Gli studi dimostrano che il bicarbonato di sodio ha un effetto positivo sia relativamente alla crescita che all’indice di conversione alimentare. Si attribuiscono alla sostanza anche gli effetti di adattamento da parte degli animali a repentini cambiamenti di composizione della razione ed effetti di antistress.

SUINO:

I suini da carne hanno riscontrato molti effetti positivi riconducibili ad una maggiore ritenzione azotata e ad un'attenuazione dello stress causato dalla permanenza in allevamento e dalla presenza di elevata umidità e temperatura.
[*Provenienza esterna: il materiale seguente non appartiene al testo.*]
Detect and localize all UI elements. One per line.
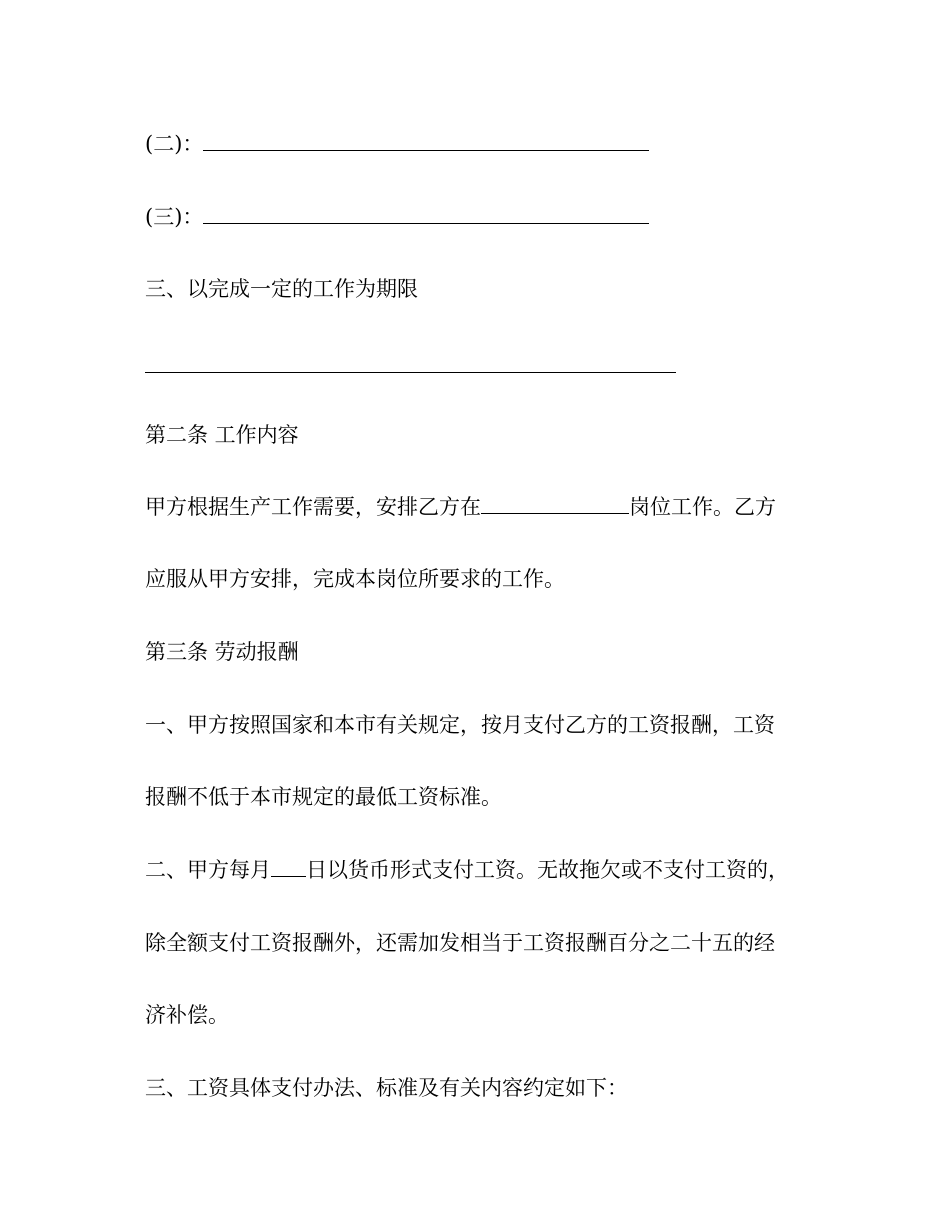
remuneration-clause-2-line-2: 除全额支付工资报酬外，还需加发相当于工资报酬百分之二十五的经 bbox=[145, 931, 775, 955]
remuneration-clause-2-line-1 bbox=[145, 856, 789, 884]
article-two-heading: 第二条 工作内容 bbox=[145, 423, 299, 447]
item-two-line bbox=[145, 130, 649, 158]
pay-day-blank bbox=[271, 858, 306, 877]
fill-in-rule bbox=[145, 372, 676, 373]
item-three-line bbox=[145, 203, 649, 231]
remuneration-clause-3-line-1: 三、工资具体支付办法、标准及有关内容约定如下： bbox=[145, 1076, 628, 1100]
pay-day-text-before: 二、甲方每月 bbox=[145, 858, 271, 882]
remuneration-clause-1-line-1: 一、甲方按照国家和本市有关规定，按月支付乙方的工资报酬，工资 bbox=[145, 713, 775, 737]
item-three-label: (三)： bbox=[145, 205, 204, 229]
article-three-heading: 第三条 劳动报酬 bbox=[145, 640, 299, 664]
pay-day-text-after: 日以货币形式支付工资。无故拖欠或不支付工资的， bbox=[306, 858, 789, 882]
remuneration-clause-1-line-2: 报酬不低于本市规定的最低工资标准。 bbox=[145, 785, 502, 809]
item-two-blank bbox=[203, 132, 649, 151]
remuneration-clause-2-line-3: 济补偿。 bbox=[145, 1003, 229, 1027]
work-content-paragraph-line-1 bbox=[145, 493, 776, 521]
item-three-blank bbox=[203, 205, 649, 224]
work-content-text-before: 甲方根据生产工作需要，安排乙方在 bbox=[145, 495, 481, 519]
work-content-paragraph-line-2: 应服从甲方安排，完成本岗位所要求的工作。 bbox=[145, 567, 565, 591]
work-content-text-after: 岗位工作。乙方 bbox=[629, 495, 776, 519]
position-blank bbox=[481, 495, 629, 514]
item-two-label: (二)： bbox=[145, 132, 204, 156]
section-three-heading: 三、以完成一定的工作为期限 bbox=[145, 277, 418, 301]
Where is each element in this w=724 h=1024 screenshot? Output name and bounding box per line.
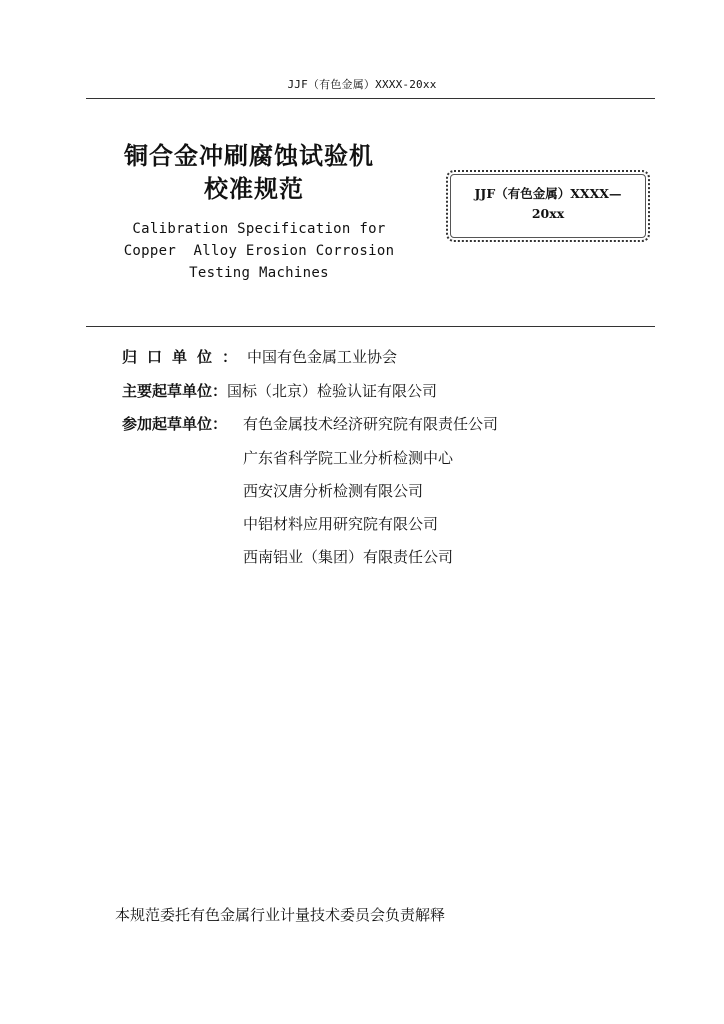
participant-item: 广东省科学院工业分析检测中心 — [243, 449, 454, 467]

È stato inoltre riscontrato un effetto positivo sulla sindrome di debolezza degli arti sulle manifestazioni di osteocondrosi e un'attenuazione delle ulcere gastriche.
Se il bicarbonato di sodio viene somministrato nelle fasi precedenti alla macellazione si riscontra un miglioramento della tenerezza delle carni e l’eliminazione di aromi e sapori tipici.
Gli studi effettuati dimostrano che la sua integrazione all’interno della dieta dell’animale determina una maggior crescita ed un miglioramento della conversione alimentare.
L’utilizzo di bicarbonato sulle scrofe in fase di lattazione determina una maggior ingestione di sostanza secca, permettendo ai suinetti di raggiungere un peso superiore al termine dell’allevamento.

OVAIOLA:

Aggiungere alla razione delle ovaiole il bicarbonato di sodio, determina un incremento dei livelli di produzione delle uova ed un miglioramento dello spessore del guscio.

BROILER E TACCHINO:

Gli studi hanno dimostrato che l’aggiunta di bicarbonato di sodio alla dieta di broilers e tacchini riduce sensibilmente l’incidenza delle alterazioni degli arti e la mortalità negli allevamenti.
Si rileva inoltre un miglioramento dell’efficienza di conversione alimentare ed un effetto antistressante.